Sergipe está entre os estados com números de Síndrome Respiratória Aguda Grave (SRAG) em nível de alerta, de acordo com o último Boletim InfoGripe divulgado pela Fiocruz. A análise é referente ao período de 22 a 28 de fevereiro.
De acordo com a agência, o alto índice se deve ao aumento do número de hospitalizações por rinovírus em crianças e adolescentes de 2 a 14 anos, pelo vírus sincicial respiratório (VSR) nas crianças menores de 2 anos e por influenza A na população de jovens, adultos e idosos.
O texto aponta que todos os estados do Brasil registraram crescimento no número de casos de SRAG na tendência de longo prazo (últimas seis semanas) até a Semana 8, com exceção de Roraima, Tocantins, Espírito Santo e Rio Grande do Sul. Entre elas, dez estão com nível de atividade de SRAG em alerta, risco ou alto risco neste mesmo período: Acre, Amazonas, Pará, Amapá, Rondônia, Mato Grosso, Goiás, Distrito Federal, Maranhão e Sergipe.
Segundo dados da Secretaria do Estado de Saúde (SES), no período de 4 de janeiro a 28 de fevereiro deste ano foram contabilizados 332 casos com 5 óbitos.
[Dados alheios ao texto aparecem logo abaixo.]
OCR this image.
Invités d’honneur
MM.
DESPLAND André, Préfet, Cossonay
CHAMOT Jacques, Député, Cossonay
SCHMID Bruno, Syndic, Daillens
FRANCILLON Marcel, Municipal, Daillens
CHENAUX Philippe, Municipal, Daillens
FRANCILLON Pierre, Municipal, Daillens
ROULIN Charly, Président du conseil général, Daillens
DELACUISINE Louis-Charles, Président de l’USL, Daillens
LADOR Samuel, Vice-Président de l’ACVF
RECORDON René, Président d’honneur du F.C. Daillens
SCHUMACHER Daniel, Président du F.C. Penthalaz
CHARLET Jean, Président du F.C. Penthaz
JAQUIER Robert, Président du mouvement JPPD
Entre os óbitos, 3 são de crianças ou adolescentes. Em relação à Semana 8, referente ao último boletim, 47 casos foram registrados sem nenhum óbito.
O boletim da Fiocruz alerta ainda que no estado sergipano, além de alguns estados do Norte e Centro-Oeste também há início ou manutenção do aumento dos casos de SRAG nas crianças de até 2 anos, associado ao VSR.
“O aumento de casos de SRAG em crianças e adolescentes muito provavelmente está relacionado ao retorno às aulas. Portanto, recomendamos que, caso a criança ou adolescente apresente algum sintoma de gripe ou resfriado, que os pais evitem levá-la à escola, para evitar a transmissão do vírus para outras crianças”, orientou a pesquisadora Tatiana Portella.